Following Dogen Zenji, the Dharma lamp was transmitted to Ejo Zenji, then to Gikai Zenji, and then to Keizan Zenji, who was the fourth ancestor in the Japanese Soto Zen lineage.
Keizan Zenji was born in 1264 in Echizen Province, which is present-day Fukui Prefecture. His mother, Ekan Daishi, was a devoted believer in Kannon Bosatsu (Avalokiteshvara), the bodhisattva of compassion. It is said that she was on her way to worship at a building dedicated to Kannon when she gave birth. For that reason, the name that Keizan Zenji was given at birth was Gyosho.
At the age of eight, he shaved his head and entered Eiheiji where he began his practice under the third abbot, Gikai Zenji. At the age of thirteen, he again went to live at Eiheiji and was officially ordained as a monk under Ejo Zenji. Following the death of Ejo Zenji, he practiced under Jakuen Zenji at Hokyoji, located in present-day Fukui. Spotting Keizan Zenji’s potential ability to lead the monks, Jakuen Zenji selected him to be ino, the monk in charge of the other monks’ practice.
In contrast to Dogen Zenji, who deeply explored the internal self, Keizan Zenji stood out with his ability to look outwards and boldly spread the teaching. For the Soto Zen School, the teachings of these two founders are closely connected with each other. In spreading the Way of Buddha widely, one of them was internal in his approach while the other was external.
After more years of practice in Kyoto and Yura, Keizan Zenji became resident priest of Jomanji in Awa, which is present-day Tokushima Prefecture. He was twenty-seven years old.
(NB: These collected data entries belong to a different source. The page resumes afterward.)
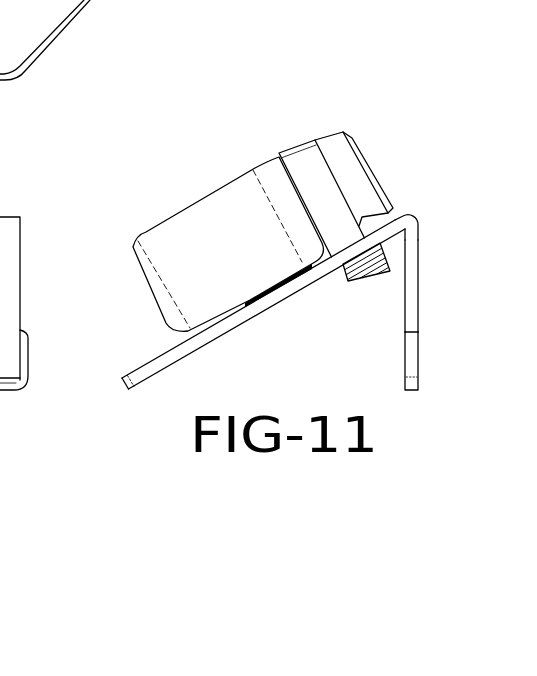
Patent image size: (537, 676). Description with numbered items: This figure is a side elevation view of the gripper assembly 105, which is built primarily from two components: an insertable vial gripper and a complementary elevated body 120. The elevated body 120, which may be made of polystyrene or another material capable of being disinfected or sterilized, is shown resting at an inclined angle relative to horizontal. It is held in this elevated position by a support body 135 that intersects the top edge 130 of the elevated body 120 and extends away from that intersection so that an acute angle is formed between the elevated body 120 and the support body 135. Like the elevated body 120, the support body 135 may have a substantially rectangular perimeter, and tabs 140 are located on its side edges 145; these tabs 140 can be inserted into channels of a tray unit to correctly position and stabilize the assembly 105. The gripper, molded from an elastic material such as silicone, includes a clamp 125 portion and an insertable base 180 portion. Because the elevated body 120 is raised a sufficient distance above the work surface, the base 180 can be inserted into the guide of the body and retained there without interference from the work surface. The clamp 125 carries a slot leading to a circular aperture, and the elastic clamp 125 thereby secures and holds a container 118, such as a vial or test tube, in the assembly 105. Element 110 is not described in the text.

The gripper assembly 105 is at (419, 140).
The bracket 110 is at (160, 353).
The container 118 is at (197, 218).
The elevated body 120 is at (238, 318).
The clamp 125 is at (313, 172).
The top edge 130 is at (410, 217).
The support body 135 is at (418, 278).
The tab 140 is at (410, 355).
The side edge 145 is at (410, 302).
The insertable base 180 is at (362, 288).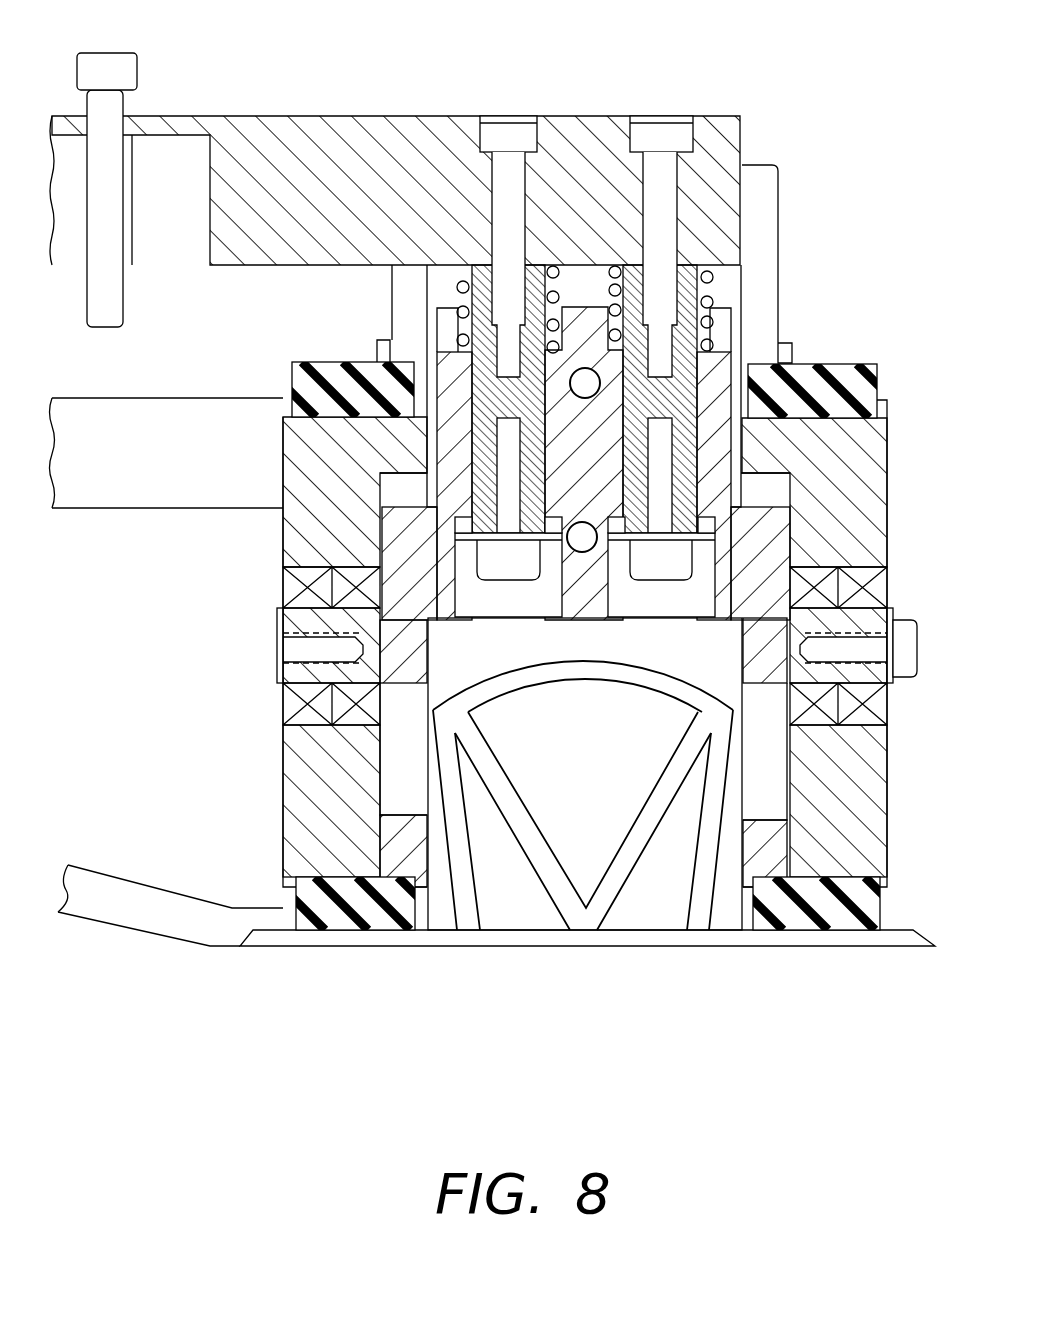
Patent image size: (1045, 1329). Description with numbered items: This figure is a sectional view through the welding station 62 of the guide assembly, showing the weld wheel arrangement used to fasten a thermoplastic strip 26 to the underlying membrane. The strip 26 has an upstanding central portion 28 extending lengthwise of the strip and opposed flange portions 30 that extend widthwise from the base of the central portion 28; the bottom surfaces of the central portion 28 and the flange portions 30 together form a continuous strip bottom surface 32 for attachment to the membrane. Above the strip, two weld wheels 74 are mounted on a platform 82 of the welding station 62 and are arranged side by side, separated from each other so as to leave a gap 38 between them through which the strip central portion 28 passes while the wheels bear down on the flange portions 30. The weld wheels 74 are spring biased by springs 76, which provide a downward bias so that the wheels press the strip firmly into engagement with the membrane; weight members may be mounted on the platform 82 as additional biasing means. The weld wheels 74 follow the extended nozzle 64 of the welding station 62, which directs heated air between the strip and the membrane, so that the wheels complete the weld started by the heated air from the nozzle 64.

The welding station 62 is at (552, 75).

During the next four years, he gave the Buddhist precepts to more than seventy lay people. From this we can understand Keizan Zenji’s vow to free all sentient beings through teaching and transmitting the Way.
He also came forth emphasizing the equality of men and women. He actively promoted his women disciples to become resident priests. At a time when women were unjustly marginalized, this was truly groundbreaking. This is thought to be the origin of the organization of Soto Zen School nuns and it was for this reason many women took refuge in Buddha, Dharma, and Sangha.
Keizan Zenji finally moved back to Daijoji, in present-day Kanazawa City, where he became the second abbot, following Gikai Zenji. It was here that he gave teisho on Transmission of Light (Denkoroku). This book explains the circumstances by which the Dharma was transmitted from Shakyamuni Buddha through the twenty eight ancestors in India, the twenty three patriarchs in China, through Dogen Zenji and Keizan Zenji in Japan until Keizan’s teacher, Tettsu Gikai.
In 1321 at the age of fifty-eight, a temple called Morookaji in Noto, which is present-day Ishikawa Prefecture, was donated to Keizan Zenji and he renamed it Sojiji. This was the origin of Sojiji in Yokohama, which is, along with Eiheiji, the other Head Temple (Daihonzan) of the Soto Zen School.
Keizan Zenji did not, by any means, make light of the worldly interests of ordinary people and along with the practice of zazen used prayer, ritual, and memorial services to teach. This was attractive to many people and gave them a sense of peace. For this reason, the Soto Zen School quickly expanded.
Even in the Soto Zen School today, while all temples have zazen groups to serve the earnest requests of believers, they also do their best to fulfill the requests that many people have for benefiting in the everyday world, which include memorial services and funerals.
Keizan Zenji died in 1325 at the age of sixty-five. In succeeding years, his disciples did a good job in taking over for him at Sojiji on the Noto Peninsula. However, that temple was lost to fire in 1898. This provided the opportunity in 1907 to move Sojiji to its present location. The former temple was rebuilt as Sojiji Soin and continues today with many supporters and believers.